Property Australia

Shopping centres step up for testing blitz


When the Victorian Government set a Covid-19 target of 100,000 tests in just two weeks, it turned to shopping centres at the heart of communities for help.

On 27 April, the Andrews Government announced it had carried out 104,000 coronavirus tests but was aiming to test a further 100,000 over the following fortnight.

Drive-thru coronavirus testing sites have since been established at shopping centres around the state, and 55,000 tests were carried out at pop-up clinics in the first week.

Testing units are located in cordoned-off areas in covered carparks, away from customers, retailers and visitors to centres, and are marked with clear signage. People are tested in their vehicles, with medical teams of GPs and nurses onsite seven days a week.

Premier Daniel Andrews has said increased testing provides a clearer picture of how the virus is spreading in the community and will inform the Victorian Government’s decision-making around restrictions.

“With every test we’re getting vital information, and that puts us in a better position to consider slowly easing some of the restrictions that we have in place,” he says.

The GPT Group’s regional general manager Rachel Duggan oversees three centres, including key testing site Highpoint in Maribyrnong.

“There’s a heartbeat that runs under each shopping centre. It’s a key part of infrastructure in every community and a convenient and logical location to enable people to easily access testing,” Duggan says.

While getting sites up and running with just 12 hours’ notice was a “big effort” across the industry, she says the system is “running really smoothly”.

“It hasn’t impacted on our centre operations and is really easy for customers to get in and out. We are proud to play our role in helping the state deal with coronavirus.”
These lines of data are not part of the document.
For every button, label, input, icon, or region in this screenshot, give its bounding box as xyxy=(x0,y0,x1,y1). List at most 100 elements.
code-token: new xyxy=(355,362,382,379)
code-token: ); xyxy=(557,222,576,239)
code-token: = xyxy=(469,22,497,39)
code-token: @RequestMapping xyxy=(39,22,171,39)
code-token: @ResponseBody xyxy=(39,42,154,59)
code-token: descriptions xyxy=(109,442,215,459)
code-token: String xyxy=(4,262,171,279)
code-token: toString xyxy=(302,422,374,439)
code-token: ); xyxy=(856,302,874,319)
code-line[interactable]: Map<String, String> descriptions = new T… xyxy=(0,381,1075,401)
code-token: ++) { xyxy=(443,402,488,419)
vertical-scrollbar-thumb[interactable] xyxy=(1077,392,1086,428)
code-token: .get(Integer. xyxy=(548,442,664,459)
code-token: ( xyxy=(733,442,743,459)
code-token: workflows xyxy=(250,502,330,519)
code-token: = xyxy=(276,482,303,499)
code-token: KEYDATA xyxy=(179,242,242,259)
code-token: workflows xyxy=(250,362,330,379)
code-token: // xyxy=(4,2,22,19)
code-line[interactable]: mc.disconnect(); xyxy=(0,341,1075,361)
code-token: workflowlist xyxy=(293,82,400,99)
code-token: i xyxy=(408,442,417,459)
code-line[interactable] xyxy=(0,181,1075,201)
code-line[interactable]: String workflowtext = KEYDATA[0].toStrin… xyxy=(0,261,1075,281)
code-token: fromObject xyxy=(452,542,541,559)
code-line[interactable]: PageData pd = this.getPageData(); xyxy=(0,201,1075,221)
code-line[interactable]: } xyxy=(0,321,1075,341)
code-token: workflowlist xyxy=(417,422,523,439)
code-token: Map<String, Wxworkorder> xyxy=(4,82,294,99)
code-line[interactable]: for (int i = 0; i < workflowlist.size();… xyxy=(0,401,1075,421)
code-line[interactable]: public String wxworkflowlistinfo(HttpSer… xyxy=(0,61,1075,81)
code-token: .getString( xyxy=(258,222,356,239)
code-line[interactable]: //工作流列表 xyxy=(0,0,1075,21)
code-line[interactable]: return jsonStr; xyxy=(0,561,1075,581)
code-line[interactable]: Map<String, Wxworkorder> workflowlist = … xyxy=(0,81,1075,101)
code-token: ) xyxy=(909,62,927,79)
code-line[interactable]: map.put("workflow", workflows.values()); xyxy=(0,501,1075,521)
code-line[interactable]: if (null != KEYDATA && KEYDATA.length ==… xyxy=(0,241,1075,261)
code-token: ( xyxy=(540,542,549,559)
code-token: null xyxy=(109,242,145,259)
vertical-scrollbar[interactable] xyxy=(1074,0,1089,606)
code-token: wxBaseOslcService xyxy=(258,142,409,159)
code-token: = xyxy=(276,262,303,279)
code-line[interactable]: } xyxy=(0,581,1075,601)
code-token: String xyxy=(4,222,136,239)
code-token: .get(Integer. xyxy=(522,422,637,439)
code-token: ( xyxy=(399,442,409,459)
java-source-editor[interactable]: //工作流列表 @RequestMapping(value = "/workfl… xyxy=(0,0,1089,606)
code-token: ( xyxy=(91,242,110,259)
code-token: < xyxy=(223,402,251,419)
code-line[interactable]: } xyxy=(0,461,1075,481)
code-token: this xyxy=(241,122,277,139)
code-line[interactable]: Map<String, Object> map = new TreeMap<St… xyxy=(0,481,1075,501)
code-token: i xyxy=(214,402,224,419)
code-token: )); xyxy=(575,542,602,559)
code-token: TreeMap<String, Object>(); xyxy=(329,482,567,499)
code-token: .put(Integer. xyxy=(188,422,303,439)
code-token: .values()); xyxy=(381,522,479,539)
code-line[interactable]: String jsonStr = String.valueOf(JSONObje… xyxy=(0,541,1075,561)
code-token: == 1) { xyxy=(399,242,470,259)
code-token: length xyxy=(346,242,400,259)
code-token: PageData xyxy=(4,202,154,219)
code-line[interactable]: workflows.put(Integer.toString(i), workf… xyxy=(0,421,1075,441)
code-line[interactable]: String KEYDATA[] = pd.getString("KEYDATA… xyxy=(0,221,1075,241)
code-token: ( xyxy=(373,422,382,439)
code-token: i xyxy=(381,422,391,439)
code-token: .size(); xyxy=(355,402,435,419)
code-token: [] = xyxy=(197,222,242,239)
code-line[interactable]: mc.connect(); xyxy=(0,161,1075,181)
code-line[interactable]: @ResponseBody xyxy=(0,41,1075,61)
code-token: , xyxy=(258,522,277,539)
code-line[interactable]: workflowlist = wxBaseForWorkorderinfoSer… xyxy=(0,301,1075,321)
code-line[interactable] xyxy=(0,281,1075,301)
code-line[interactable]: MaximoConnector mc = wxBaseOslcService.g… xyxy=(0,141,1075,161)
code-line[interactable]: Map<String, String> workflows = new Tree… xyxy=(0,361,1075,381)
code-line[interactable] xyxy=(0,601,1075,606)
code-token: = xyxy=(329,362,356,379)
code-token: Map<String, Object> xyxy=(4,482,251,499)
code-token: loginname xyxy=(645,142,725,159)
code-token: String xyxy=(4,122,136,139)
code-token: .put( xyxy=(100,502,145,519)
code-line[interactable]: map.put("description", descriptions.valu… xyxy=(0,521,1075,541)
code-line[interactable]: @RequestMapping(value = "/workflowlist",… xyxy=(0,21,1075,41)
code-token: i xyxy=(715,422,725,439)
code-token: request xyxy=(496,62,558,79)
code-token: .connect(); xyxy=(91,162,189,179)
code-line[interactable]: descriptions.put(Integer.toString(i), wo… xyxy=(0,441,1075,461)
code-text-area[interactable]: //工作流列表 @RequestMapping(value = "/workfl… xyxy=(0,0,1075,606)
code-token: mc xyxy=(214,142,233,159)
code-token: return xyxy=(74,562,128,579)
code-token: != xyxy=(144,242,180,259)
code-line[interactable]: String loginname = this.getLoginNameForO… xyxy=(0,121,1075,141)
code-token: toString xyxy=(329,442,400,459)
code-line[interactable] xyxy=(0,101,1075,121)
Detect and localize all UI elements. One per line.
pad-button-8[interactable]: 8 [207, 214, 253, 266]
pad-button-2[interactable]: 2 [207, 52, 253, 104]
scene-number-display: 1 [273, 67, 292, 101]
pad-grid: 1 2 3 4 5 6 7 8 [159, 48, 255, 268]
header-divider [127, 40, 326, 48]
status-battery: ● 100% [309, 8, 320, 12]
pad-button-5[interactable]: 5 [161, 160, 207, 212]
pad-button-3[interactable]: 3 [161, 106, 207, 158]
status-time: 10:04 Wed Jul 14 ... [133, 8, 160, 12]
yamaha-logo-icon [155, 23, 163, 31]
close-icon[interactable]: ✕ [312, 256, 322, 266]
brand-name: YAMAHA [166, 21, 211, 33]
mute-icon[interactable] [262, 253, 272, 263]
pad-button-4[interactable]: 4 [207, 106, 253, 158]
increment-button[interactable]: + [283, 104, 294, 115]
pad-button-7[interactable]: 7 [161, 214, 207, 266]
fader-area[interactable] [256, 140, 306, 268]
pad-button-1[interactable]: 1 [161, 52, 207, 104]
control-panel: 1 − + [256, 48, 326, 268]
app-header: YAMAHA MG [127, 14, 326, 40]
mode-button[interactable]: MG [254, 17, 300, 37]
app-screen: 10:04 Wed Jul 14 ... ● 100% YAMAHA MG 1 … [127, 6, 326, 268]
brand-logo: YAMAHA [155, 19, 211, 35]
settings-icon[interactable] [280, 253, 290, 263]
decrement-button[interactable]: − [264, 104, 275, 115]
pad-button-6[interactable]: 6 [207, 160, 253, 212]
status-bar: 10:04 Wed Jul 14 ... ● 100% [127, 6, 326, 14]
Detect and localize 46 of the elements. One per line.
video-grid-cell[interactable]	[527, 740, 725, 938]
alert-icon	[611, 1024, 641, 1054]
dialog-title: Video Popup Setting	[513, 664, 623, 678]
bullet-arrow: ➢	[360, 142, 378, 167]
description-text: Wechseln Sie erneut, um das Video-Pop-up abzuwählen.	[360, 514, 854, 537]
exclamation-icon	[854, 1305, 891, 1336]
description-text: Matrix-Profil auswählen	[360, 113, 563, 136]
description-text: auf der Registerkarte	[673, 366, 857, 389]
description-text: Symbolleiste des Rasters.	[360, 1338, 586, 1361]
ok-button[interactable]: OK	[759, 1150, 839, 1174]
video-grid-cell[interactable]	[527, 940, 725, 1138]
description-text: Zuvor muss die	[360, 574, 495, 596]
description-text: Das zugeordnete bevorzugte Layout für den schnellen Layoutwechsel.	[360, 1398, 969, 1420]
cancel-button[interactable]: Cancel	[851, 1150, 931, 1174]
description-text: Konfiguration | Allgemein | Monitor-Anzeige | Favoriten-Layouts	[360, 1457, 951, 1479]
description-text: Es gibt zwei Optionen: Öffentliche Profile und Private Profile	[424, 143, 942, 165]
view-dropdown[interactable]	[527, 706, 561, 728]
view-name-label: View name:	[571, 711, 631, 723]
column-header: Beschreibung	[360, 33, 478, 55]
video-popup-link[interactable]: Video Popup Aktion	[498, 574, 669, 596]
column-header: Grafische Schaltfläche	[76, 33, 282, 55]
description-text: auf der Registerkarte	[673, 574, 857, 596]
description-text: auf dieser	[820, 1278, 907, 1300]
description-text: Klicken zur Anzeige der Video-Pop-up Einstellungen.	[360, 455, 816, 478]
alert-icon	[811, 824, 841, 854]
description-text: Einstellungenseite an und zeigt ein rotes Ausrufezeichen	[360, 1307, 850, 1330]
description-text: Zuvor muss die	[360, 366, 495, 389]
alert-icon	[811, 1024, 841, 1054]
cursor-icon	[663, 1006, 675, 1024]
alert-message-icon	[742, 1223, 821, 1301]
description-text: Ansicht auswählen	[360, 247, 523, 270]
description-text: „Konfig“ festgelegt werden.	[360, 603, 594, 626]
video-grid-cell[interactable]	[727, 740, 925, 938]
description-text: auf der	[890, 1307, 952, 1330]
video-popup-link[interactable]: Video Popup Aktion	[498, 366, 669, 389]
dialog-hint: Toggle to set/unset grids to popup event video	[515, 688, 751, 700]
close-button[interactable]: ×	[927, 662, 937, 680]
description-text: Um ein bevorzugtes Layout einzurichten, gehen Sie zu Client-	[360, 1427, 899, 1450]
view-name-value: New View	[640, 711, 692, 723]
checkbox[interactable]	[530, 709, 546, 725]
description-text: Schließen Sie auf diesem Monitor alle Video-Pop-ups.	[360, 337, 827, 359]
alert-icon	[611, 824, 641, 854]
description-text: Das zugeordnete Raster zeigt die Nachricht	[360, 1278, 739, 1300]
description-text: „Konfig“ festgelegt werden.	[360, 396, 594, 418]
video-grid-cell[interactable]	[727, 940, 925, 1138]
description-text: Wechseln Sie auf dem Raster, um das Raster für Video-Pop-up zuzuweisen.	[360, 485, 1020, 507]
Hundreds of Victorians have also been tested for Covid-19 at Westfield Doncaster, Westfield Fountain Gate, Westfield Knox and Westfield Southland.

Lillian Fadel, group general manager for centre experience at Scentre Group, says “We welcome the Victorian Government’s decision to set up mobile testing sites at shopping centres”.

“As essential community infrastructure, our Westfield centres play an integral role in the lives of our local customers and communities, and we are pleased to be able to support the government and our local communities in enabling more people to readily access testing in their local area.”

Vicinity Centres has five pop-up testing sites at Chadstone, Northland, Bayside, Victoria Gardens and The Glen, and Peter Huddle, the company’s chief operating officer says “we recognise we all have a responsibility to slow the spread of coronavirus”.

Huddle says the pop-up sites at Vicinity’s assets have been very popular, with hundreds of people tested daily.

“We will continue to monitor and act upon the advice of health authorities to ensure our centres continue to be safe for our customers, retailers and the broader community,” he says, adding that shopping centres play an important role in maintaining physical distancing.

“We welcome the state government’s strong stance on widespread testing to ensure the safety of Victorians as we continue to manage the impacts of the ongoing pandemic and move towards recovery,” Huddle concludes.